For the recovery fund to come into force, each of the EU’s national parliaments must ratify the EU’s “own resources” decision. The Bundestag did so on Thursday, with 478 of 645 lawmakers supporting ratification. The law was backed by MPs from Chancellor Angela Merkel’s CDU/CSU bloc, the centre-left Social Democrats, and members of the opposition Greens and Free Democrats. It was also passed by the Bundesrat, the upper house of parliament.
The legislation was due to be signed into law by the German president, Frank-Walter Steinmeier. But on Friday the German constitutional court said its second senate — the court consists of two “senates”, each with eight justices — had stopped the ratification process. It said it must first rule on a motion for an interim injunction on the law.

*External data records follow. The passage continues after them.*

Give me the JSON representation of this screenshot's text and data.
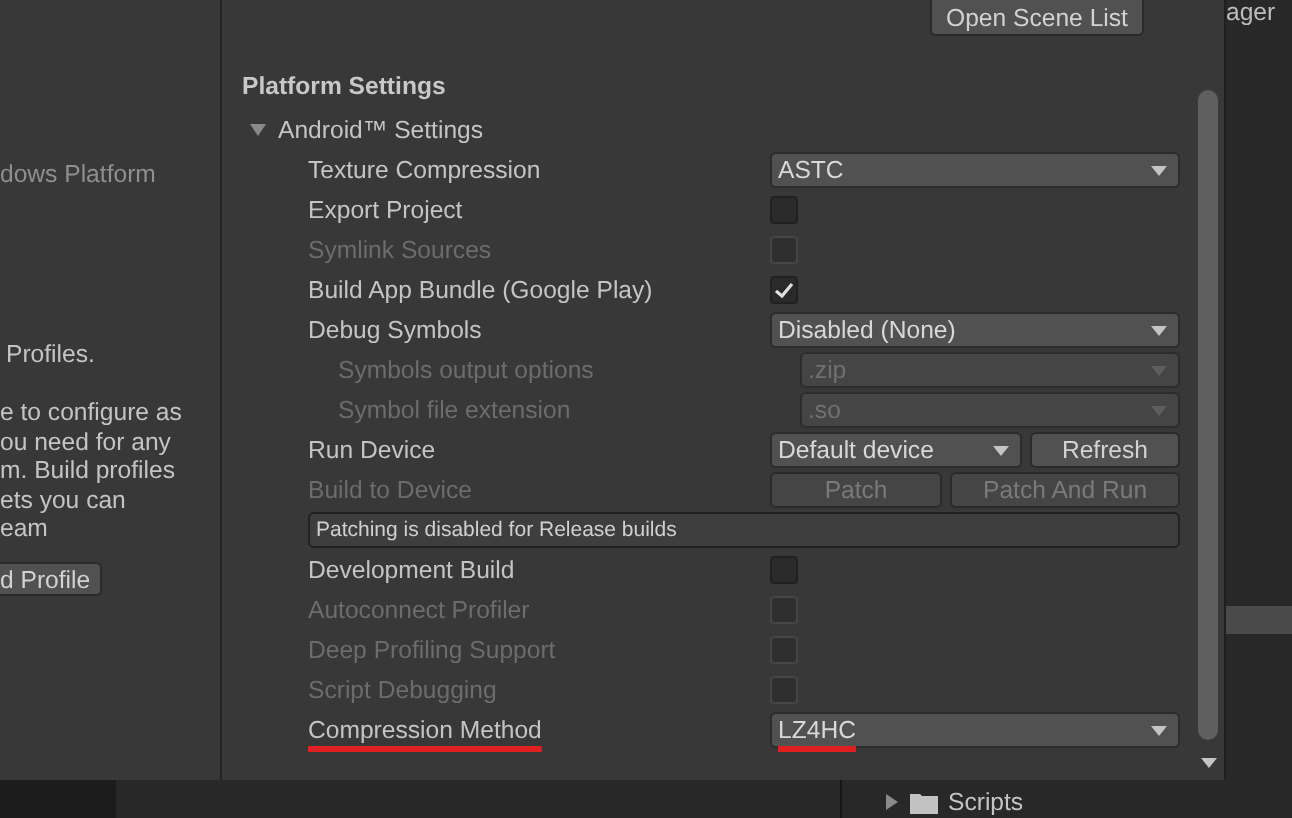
{
  "left_panel": {
    "platform_item": "dows Platform",
    "heading": "Profiles.",
    "description_lines": [
      "e to configure as",
      "ou need for any",
      "m. Build profiles",
      "ets you can",
      "eam"
    ],
    "button": "d Profile"
  },
  "toolbar": {
    "button": "Open Scene List"
  },
  "section_title": "Platform Settings",
  "foldout": {
    "label": "Android™ Settings",
    "expanded": true
  },
  "rows": [
    {
      "kind": "dropdown",
      "label": "Texture Compression",
      "value": "ASTC",
      "disabled": false,
      "underlined": false
    },
    {
      "kind": "checkbox",
      "label": "Export Project",
      "checked": false,
      "disabled": false
    },
    {
      "kind": "checkbox",
      "label": "Symlink Sources",
      "checked": false,
      "disabled": true
    },
    {
      "kind": "checkbox",
      "label": "Build App Bundle (Google Play)",
      "checked": true,
      "disabled": false
    },
    {
      "kind": "dropdown",
      "label": "Debug Symbols",
      "value": "Disabled (None)",
      "disabled": false,
      "underlined": false,
      "children": [
        {
          "kind": "dropdown",
          "label": "Symbols output options",
          "value": ".zip",
          "disabled": true,
          "underlined": false
        },
        {
          "kind": "dropdown",
          "label": "Symbol file extension",
          "value": ".so",
          "disabled": true,
          "underlined": false
        }
      ]
    },
    {
      "kind": "device",
      "label": "Run Device",
      "value": "Default device",
      "button": "Refresh",
      "disabled": false
    },
    {
      "kind": "buttons",
      "label": "Build to Device",
      "buttons": [
        "Patch",
        "Patch And Run"
      ],
      "disabled": true
    },
    {
      "kind": "notice",
      "text": "Patching is disabled for Release builds"
    },
    {
      "kind": "checkbox",
      "label": "Development Build",
      "checked": false,
      "disabled": false
    },
    {
      "kind": "checkbox",
      "label": "Autoconnect Profiler",
      "checked": false,
      "disabled": true
    },
    {
      "kind": "checkbox",
      "label": "Deep Profiling Support",
      "checked": false,
      "disabled": true
    },
    {
      "kind": "checkbox",
      "label": "Script Debugging",
      "checked": false,
      "disabled": true
    },
    {
      "kind": "dropdown",
      "label": "Compression Method",
      "value": "LZ4HC",
      "disabled": false,
      "underlined": true
    }
  ],
  "right_panel": {
    "title": "ager"
  },
  "project_tree": [
    {
      "label": "Scripts",
      "expanded": false
    }
  ]
}
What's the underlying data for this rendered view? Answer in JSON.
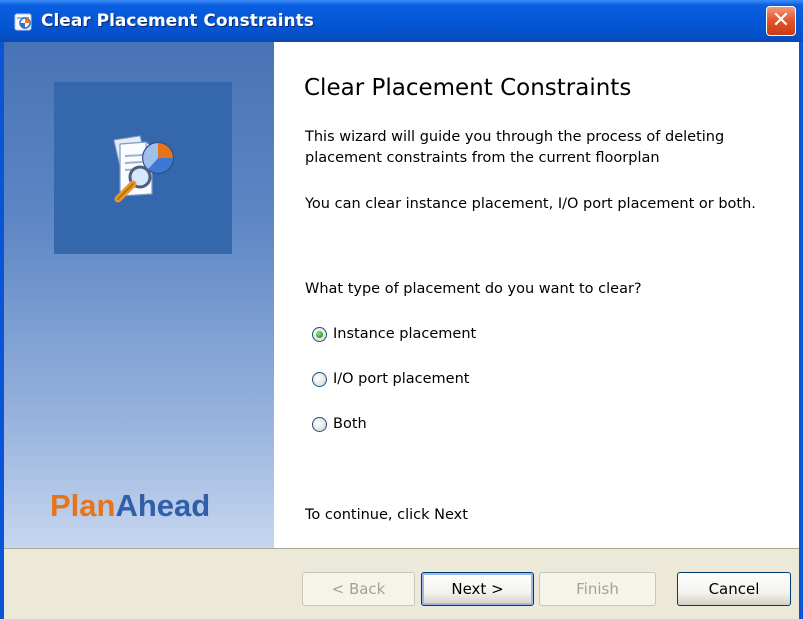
{
  "window": {
    "title": "Clear Placement Constraints",
    "close_glyph": "✕",
    "app_icon": "planahead-app-icon"
  },
  "sidebar": {
    "brand_part1": "Plan",
    "brand_part2": "Ahead",
    "illustration": "wizard-document-magnifier-icon",
    "colors": {
      "plan": "#e6751a",
      "ahead": "#2f5fa8"
    }
  },
  "main": {
    "heading": "Clear Placement Constraints",
    "intro": "This wizard will guide you through the process of deleting placement constraints from the current floorplan",
    "info": "You can clear instance placement, I/O port placement or both.",
    "question": "What type of placement do you want to clear?",
    "options": [
      {
        "label": "Instance placement",
        "selected": true
      },
      {
        "label": "I/O port placement",
        "selected": false
      },
      {
        "label": "Both",
        "selected": false
      }
    ],
    "continue_text": "To continue, click Next"
  },
  "buttons": {
    "back": "< Back",
    "next": "Next >",
    "finish": "Finish",
    "cancel": "Cancel"
  }
}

The motion was brought by a group called Bündnis Bürgerwille, or the Citizen’s Will Alliance. On its website it said that EU treaties do not allow the bloc to take on debt. “That didn’t prevent the European Council from passing an ‘own resources’ resolution which allows the EU to raise debt on capital markets for the first time,” it said. Speaking to the Financial Times, Bernd Lucke, a Eurosceptic who was one of the founders of the rightwing Alternative for Germany party and is now an economics professor at Hamburg University, said he was “relieved” by the court’s ruling. He said he did not oppose the recovery fund per se, but argued that the way it was being financed “is not in compliance with EU treaties”. The own resources decision could, he said, “lead to EU fiscal union”, which would “violate the German constitution by limiting the budgetary powers of the Bundestag”. It is unclear how serious a hurdle the constitutional court’s move will turn out to be.